# grafikfehler



## Nocc (16. April 2009)

kann mir bitte wer helfen?
habe seit kurzm wieder wow aufm pc und dauerhaft grafikfehler
-> http://img83.imageshack.us/gal.php?g=wowsc...41609141331.jpg
woran kann das liegen? hab schon grafiktreiber aktualisiert, nix gebracht...
vllt kennt sich wer da aus
hab zwischendurch auch so ne art "blinzeln", was is mit meiner kiste los?

Noc


----------



## Solidus (16. April 2009)

ich würd sagen da verabschiedet sich grad deine Grafik karte. aber ich hab auch nich wirklich ahnung mit den grafikkarten haste denn auch neuste DirectX für dein Sytsem drauf?


----------



## Insert_Name_Here (16. April 2009)

Mein tipp währe mal den grafikkartentreiber zu aktualisieren.. ich hab auch manchmal grafikfehler da verschwindet der boden xD


----------



## nex187 (16. April 2009)

Joar denke die GraKa gibt ihren Geist auf. Hatte ich auch bevor es anfing zu stinken  


			Dieser Inhalt steht nur eingeloggten Mitgliedern zur Verfügung.


----------



## fabdiem (16. April 2009)

hm vl mal grafik runterschrauben?


oder wie solidus sagt geht grad deine grafikkarte putt^^


----------



## b00noMat (16. April 2009)

Also ich habe das gleiche Problem allerdings geht es bei mir noch viel bunter zu!
Wenn der Fehler auftritt, dann hilft ein umschalten zwischen vollbild und fenstermodus.
(btw. ich spiel auf nem imac)
Ich will nicht hoffen, das sich die prophezeihungen meiner vorposter erfüllen und meine grafikkarte über den jordan geht -.-

LG


----------



## Nocc (16. April 2009)

also dass die graka sich verabschiedet glaub ich weniger, bei warhammer, hdro, crysis etc hab ich null probs... treiber wie oben geschrieben aktuell, directx auch...
versuche mal das mitm fenstermodus, vllt hilfts

Noc


----------



## StrangeFabs (16. April 2009)

Hatte das Problem manchmal wenn ich im Fenstermodus spiele.. trifft das eventuell zu? Dann liegts daran dass deine Grafikkarte damit nicht zurechtkommt (war bei mir auch nicht immer)


----------



## sumonoshi (16. April 2009)

Hab das Problem auf meinem (Mac) auch manchmal, scheint Tenmperaturabhängig zu sein.
Umschalten vom Fenster zu Vollbild und zurück helfen wie gesagt, außerdem schraub ich die Kühlung hoch, dann ist meist Ruhe


----------



## Alucaard (16. April 2009)

Hmm also hier wird ja sehr schnell gesagt die Grafikkarte ist defekt....

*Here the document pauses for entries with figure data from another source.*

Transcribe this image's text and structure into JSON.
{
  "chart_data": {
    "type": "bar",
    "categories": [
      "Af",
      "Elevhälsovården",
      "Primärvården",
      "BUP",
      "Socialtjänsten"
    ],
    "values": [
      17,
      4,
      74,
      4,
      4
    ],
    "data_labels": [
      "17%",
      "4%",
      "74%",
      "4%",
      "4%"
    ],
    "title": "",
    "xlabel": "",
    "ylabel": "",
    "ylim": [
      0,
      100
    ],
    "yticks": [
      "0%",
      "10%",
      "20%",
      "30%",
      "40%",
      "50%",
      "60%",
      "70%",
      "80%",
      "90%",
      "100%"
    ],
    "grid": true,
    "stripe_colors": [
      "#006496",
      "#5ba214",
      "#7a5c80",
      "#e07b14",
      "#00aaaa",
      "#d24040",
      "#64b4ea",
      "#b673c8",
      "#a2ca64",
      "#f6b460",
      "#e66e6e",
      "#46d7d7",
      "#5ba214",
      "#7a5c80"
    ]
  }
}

Das ist sicher nicht der Fall entweder wie schon jetzt mehrfach gesagt gibt es Treibermüll bzw. einen Veralteten Treiber.
Versuche also dein Grafiktreiber nochmal "sauber" zu deinstalliern und installiern.
Auch gut zu wissen wäre ob du dein System "angepasst" / "übertaktet" hast was die Grafikkarte angeht bzw. ob du das was durch diverse Programme verändert hast.

Evtl. kann es auch zu diesem Fehler wegen Addons kommen um das auszuschließen speicher WTF,WDB und Interface Ordner irgendwo ab und dann lösche diese 3 aus deinem WoW Ordner und schau ob der Fehler immernoch Auftritt.


Und mal evtl. was am Rande erwähnt solche Titel wie Crysis,Warhammer etc. sollten definitiv keiner Grundlage dafür sein das daran die Leistung gemessen wird.
Wer sowas behauptet hat schlicht und ergreifend keinen Plan und sollte da wohl mit solchen Weisheiten lieber ganz still halten.


----------



## fastjack25 (16. April 2009)

Hatte bis vor einiger zeit auch so einen ähnlichen Fehler... schwarze Polygone, die sich je nach blickrichtung gezeigt haben, von einem punkt ausgehend, bis in die unendlichkeit....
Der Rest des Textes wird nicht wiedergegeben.